Micro-entreprises informelles: Peu de chance de se développer
Ce type d’entreprises domine pourtant à Madagascar, d’après une récente étude de la Banque mondiale. Il a tendance à pulluler de plus belle, notamment dans le secteur du commerce. Il n’y a qu’à jeter un coup d’œil sur les rues passantes et jusque dans les ruelles et escaliers publics. Ils accueillent des marchands de légumes, de vêtements, de chaussures et d’autres accessoires allant jusqu’aux ustensiles de cuisine, aux colifichets, aux jouets… D’aucuns savent que la floraison du petit commerce est un indicateur de pauvreté. Plus ce secteur se développe, plus un pays s’appauvrit et c’est le cas de Madagascar. Seulement, les dirigeants semblent ne pas s’en apercevoir. Et c’est évident parce qu’ils roulent à tombeau ouvert chaque fois qu’ils se déplacent pour s’approcher de la population. Ils se contentent des bains de foule et des discours souvent creux et trop éloignés des tristes réalités des pauvres. Or, ces derniers qui comptent jusqu’à 92% de la population souffrent de nombreuses privations. Certains créent leurs micro-entreprises informelles pour gagner de quoi vivre ou plutôt survivre. Mais ce type d’entreprise a ses limites. L’étude de la Banque précise : « Bien que ces entreprises permettent de gagner de quoi vivre, leur structure génère d’importantes pertes de productivité et de revenus. Comme dans de nombreux autres pays pauvres où les micro-entreprises informelles ont été étudiées, ces entreprises ont peu de chances de se développer et d’employer plus de travailleurs ».

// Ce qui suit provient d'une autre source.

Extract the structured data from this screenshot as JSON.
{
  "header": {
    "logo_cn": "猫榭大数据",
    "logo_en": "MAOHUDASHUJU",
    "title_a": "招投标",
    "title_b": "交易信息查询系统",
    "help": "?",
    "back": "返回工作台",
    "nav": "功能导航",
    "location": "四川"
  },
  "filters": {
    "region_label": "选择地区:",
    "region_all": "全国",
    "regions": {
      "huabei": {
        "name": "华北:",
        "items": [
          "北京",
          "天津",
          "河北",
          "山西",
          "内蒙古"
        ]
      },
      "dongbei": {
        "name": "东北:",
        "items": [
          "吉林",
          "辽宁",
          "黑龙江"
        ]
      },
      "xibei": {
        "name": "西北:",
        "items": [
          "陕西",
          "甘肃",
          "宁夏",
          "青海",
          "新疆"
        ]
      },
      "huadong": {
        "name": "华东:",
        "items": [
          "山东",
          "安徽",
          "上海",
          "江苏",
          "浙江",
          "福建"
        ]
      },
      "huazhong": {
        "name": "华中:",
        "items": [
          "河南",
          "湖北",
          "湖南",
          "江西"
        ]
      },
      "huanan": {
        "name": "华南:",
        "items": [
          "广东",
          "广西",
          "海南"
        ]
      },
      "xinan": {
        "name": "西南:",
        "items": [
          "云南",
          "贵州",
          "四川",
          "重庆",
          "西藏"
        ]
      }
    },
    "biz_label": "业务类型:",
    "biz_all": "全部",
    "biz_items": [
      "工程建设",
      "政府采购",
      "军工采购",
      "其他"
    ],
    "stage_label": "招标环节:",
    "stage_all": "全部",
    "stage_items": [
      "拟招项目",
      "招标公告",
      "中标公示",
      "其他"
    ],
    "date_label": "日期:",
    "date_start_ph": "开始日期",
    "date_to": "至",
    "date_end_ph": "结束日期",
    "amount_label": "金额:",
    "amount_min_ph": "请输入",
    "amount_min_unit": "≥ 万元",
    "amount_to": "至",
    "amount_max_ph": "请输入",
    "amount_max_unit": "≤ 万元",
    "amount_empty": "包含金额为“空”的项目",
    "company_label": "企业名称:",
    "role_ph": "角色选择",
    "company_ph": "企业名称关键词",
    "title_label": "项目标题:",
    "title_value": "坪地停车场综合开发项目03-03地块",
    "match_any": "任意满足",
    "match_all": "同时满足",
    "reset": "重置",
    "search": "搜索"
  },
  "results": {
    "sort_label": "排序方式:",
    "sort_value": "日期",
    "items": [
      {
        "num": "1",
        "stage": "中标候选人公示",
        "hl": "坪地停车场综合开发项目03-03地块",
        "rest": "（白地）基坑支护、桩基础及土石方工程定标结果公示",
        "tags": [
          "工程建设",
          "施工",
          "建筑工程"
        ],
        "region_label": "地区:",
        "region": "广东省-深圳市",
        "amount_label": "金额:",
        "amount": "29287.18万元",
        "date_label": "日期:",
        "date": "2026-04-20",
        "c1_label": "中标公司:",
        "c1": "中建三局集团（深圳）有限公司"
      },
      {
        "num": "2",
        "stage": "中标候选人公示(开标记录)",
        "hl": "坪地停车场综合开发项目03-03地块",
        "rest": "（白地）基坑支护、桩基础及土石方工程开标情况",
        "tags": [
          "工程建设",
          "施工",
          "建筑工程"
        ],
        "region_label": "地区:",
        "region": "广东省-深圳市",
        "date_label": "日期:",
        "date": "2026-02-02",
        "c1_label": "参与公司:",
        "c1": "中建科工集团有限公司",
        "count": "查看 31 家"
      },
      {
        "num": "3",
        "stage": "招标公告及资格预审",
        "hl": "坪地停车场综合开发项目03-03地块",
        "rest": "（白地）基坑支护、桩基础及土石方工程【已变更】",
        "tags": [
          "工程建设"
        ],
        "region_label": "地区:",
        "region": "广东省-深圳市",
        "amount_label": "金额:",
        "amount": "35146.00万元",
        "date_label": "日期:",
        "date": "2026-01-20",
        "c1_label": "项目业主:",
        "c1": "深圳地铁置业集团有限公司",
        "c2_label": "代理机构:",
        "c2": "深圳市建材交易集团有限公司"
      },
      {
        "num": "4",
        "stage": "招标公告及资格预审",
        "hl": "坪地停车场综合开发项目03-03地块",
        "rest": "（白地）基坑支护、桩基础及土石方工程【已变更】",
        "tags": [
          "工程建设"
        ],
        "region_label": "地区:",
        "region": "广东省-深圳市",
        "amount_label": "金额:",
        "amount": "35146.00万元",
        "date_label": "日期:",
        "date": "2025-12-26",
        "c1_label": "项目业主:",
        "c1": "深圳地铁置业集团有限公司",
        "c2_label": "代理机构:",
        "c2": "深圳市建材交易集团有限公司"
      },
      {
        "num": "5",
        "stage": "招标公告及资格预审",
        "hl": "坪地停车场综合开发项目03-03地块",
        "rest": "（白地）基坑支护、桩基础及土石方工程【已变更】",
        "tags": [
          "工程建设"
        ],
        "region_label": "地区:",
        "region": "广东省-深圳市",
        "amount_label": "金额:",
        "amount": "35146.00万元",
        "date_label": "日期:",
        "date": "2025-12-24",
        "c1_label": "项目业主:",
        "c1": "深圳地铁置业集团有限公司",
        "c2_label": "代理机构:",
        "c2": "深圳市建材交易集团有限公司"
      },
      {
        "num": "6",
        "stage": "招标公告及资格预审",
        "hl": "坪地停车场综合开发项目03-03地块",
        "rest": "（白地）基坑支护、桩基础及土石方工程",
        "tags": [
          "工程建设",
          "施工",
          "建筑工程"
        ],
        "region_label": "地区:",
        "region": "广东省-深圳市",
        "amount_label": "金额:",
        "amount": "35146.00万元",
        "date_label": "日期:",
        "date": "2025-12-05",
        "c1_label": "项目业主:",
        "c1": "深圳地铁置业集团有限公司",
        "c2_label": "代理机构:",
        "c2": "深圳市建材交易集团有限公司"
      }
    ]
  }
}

Voilà pourquoi l’on ne peut pas vraiment parler de gagne-pain mais d’un moyen pour survivre. Car il est évident qu’avec ces micro-entreprises informelles, les agents économiques concernés ne récoltent pas assez de revenu pour subvenir à leurs besoins fondamentaux (nourriture, santé, éducation, logement décent…) Ils sont souvent sous-employés, c’est-à-dire que le nombre d’heures de travail est nettement inférieur à la normale. Le revenu va dans le même sens, alors que l’inflation ne cesse d’atteindre des sommets. En 2 semaines seulement, les prix du riz ont affiché une hausse de 25% dans de nombreuses localités du pays courant janvier. Depuis, ils se stabilisent à des niveaux toujours trop élevés pour la bourse des ménages. Ainsi, le revenu issu des petits métiers et du petit commerce informels ne réussit pas du tout à suivre le rythme de l’inflation. Il ne permet donc pas aux populations concernées de sortir de la trappe de la pauvreté. Autrement dit, le pays est loin de se défaire du cercle vicieux de cette pauvreté étant donné qu’à Madagascar, les micro-entreprises informelles sont la première source d’emplois non agricoles.
La Banque souligne, par ailleurs, que cette configuration de production réduit l’emploi et les salaires, rendant la transition rurale-urbaine beaucoup plus difficile. Toutefois, l’urbanisation est un phénomène irréversible. Elle risque ainsi de déboucher sur l’émergence de nouveaux pauvres. Et c’est déjà le cas dans les grandes villes dont Antananarivo. Les ruraux montés en ville pour exercer des petits métiers sont souvent obligés de loger dans des cases et autres maisons loin d’être décentes. Certains doivent même opter pour la rue.